Her şeyi cebime koyduğuma emin olduktan sonra derin nefesler alarak -bu yöntem bende işe yaramıyor ama ritüeller işte- kapıyı kapadım ve ilerlemeye başladım. Onun odasının kapısının önüne geldiğinde tam çalacakken kapının açılmasıyla yumruğum havada kaldı ve bunu fark ettiğimde hemen elimi indirdim. Bu bile utanmama neden oluyor.

"Şey, konuşabilir miyiz?" Bana baktığında gözlerinde hala anlayış görmek güzel.

"İstersen, gelebilirsin." Sesini tekrar duymak her tatafımın kasılmasına neden olurken nazikçe açtığı kapıdan içeri girdim. Hala gözleriyle beni takip ediyor ve sabırla diyeceklerimi bekliyor. "Bu nasıl söylenir veya böyle bir durumda ne yapılması gerekir bilmiyorum Zayn. İlk defa böyle oluyor ve ben-"

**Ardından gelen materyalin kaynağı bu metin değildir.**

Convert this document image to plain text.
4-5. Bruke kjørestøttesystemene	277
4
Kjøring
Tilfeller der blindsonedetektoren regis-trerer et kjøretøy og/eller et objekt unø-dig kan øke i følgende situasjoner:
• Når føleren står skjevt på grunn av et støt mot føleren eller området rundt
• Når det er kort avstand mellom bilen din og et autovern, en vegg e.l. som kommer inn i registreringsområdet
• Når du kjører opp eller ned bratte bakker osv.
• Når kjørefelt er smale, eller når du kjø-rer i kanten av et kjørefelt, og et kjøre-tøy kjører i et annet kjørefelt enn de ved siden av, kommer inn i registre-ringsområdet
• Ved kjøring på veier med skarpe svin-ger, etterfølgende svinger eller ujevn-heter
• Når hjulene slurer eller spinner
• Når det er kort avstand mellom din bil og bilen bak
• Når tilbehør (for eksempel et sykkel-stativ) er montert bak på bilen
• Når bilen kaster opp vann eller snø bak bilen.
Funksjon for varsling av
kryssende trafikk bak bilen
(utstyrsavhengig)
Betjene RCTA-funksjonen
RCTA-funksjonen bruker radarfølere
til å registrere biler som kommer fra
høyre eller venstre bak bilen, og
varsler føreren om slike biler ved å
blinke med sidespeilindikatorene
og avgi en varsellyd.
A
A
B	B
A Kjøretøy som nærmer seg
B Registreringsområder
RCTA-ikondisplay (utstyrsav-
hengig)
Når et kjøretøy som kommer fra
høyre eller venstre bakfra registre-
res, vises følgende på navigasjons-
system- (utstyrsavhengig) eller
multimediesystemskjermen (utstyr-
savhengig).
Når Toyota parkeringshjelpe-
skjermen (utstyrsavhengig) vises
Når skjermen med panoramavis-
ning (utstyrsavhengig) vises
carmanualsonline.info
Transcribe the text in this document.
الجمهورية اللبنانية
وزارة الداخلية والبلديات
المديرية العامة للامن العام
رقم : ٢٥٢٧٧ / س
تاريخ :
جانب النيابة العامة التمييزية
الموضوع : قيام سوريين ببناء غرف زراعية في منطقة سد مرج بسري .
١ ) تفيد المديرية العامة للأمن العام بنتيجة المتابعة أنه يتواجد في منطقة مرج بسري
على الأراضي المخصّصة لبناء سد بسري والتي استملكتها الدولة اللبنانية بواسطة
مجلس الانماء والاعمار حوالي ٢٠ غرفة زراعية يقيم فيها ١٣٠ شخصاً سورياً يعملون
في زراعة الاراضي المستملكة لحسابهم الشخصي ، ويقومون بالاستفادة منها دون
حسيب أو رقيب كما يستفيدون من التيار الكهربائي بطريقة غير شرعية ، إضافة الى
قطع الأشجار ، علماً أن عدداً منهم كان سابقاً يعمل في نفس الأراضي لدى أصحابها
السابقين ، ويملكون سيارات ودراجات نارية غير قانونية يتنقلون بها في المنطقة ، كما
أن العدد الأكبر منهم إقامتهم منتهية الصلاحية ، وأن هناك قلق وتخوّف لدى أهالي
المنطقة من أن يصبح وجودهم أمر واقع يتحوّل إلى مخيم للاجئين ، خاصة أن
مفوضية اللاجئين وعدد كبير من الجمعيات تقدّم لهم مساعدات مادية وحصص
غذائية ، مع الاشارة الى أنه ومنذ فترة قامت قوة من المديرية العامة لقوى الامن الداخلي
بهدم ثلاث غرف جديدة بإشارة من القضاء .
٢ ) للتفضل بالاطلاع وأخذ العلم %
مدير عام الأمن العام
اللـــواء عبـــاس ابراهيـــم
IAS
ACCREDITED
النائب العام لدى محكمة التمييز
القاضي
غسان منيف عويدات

"Önce beni dinle, olur mu?" Usulca sorduğu soruya başımı salladım. "Sana söyleyecektim ama korktum. Benden bıkmadan, aramızdaki yakınlık yüzünden bana kızmandan korktum. Seni çok seviyorum Michel, seni daha önce kimseyi sevmediğim gibi seviyorum. Başta bunun sürekli yakın olmamızdan kaynaklandığını düşündüm ama sonra işler büyüdü. Seni her gördüğümde kalbim terlemeye başladı, yanında gördüğüm elini tutan her erkeği öldürmek istedim ve bana sarıldığında, öptüğünde dünyadaki en mutlu insan gibi hissettim. Bu hissettiklerimiz büyüklüğünü de senle nasıl paylaşacağımı bilemedim ve bana ihtiyacın olduğunu hissettiğimde seni öptüm, her şeyi düzeltmek ister gibi ama sanırım bunu beceremedim." Derin bir nefes aldıktan sonra önce birkaç saniye gözlerime baktı, ardından yere döndü. Utanıyor ve korkuyor.

"Zayn, ben şey- yani demek isteyip diyemediğim." Cümleyi baştan kurmak yerine durumu farklı bir şekilde anlatmayı denedim. "Şu ana kadar hep yanımdaydın ve resmen başım sıkıştığında sığındığım limanım gibiydin. Ama sonra dün o olay oldu ve ben gemilerim senin tarafından bombalanmış gibi hissettim." Seslice iç çektikten sonra bakışlarımı yere odaklayarak konuşmaya devam ettim. "Ama sonra gece boyunca düşündüm ve haksız olduğum kanısına vardım. Çünkü senin amacın beni yıkmak değil temellerimi sağlamlaştırmaktı. Dediğim gibi, dün gece senden resmen kaçarken aklımda ne vardı bilmiyorum. Şu anda da bilmiyorum." Yine durmak zorunsa kaldım çünkü asıl söylemem gereken yere geldim. "Seni seviyorum." Başımı hafifçe kaldırdığımda onun da yere baktığını gördüm ama dediğimi duyunca hızlıca bana baktı.

"S-sen ciddi misin?"

"Zayn." diye sızlandım. "Bunu bir daha söyletme lütfen, en azından şu an. Yeteri kadar utanıyorum zaten." Birkaç saniye sonra her seferinde başka bir duygu da yaptığı gibi bu sefer de utangaçlığımı gizlemek için başımı omzuna yasladı.

"Bende seni seviyorum." Normalde sonunda güzelim veya bir tanem derdi ama şimdi demedi. Bu iyi çünkü birde onu deseydi yerin dibine girerdim.

Biz o haldeyken midesinden gelen ses kıkırdamama sebep oldu. "Mideciğin dolmaya ihtiyacı var." dediğime oda kıkırdadı.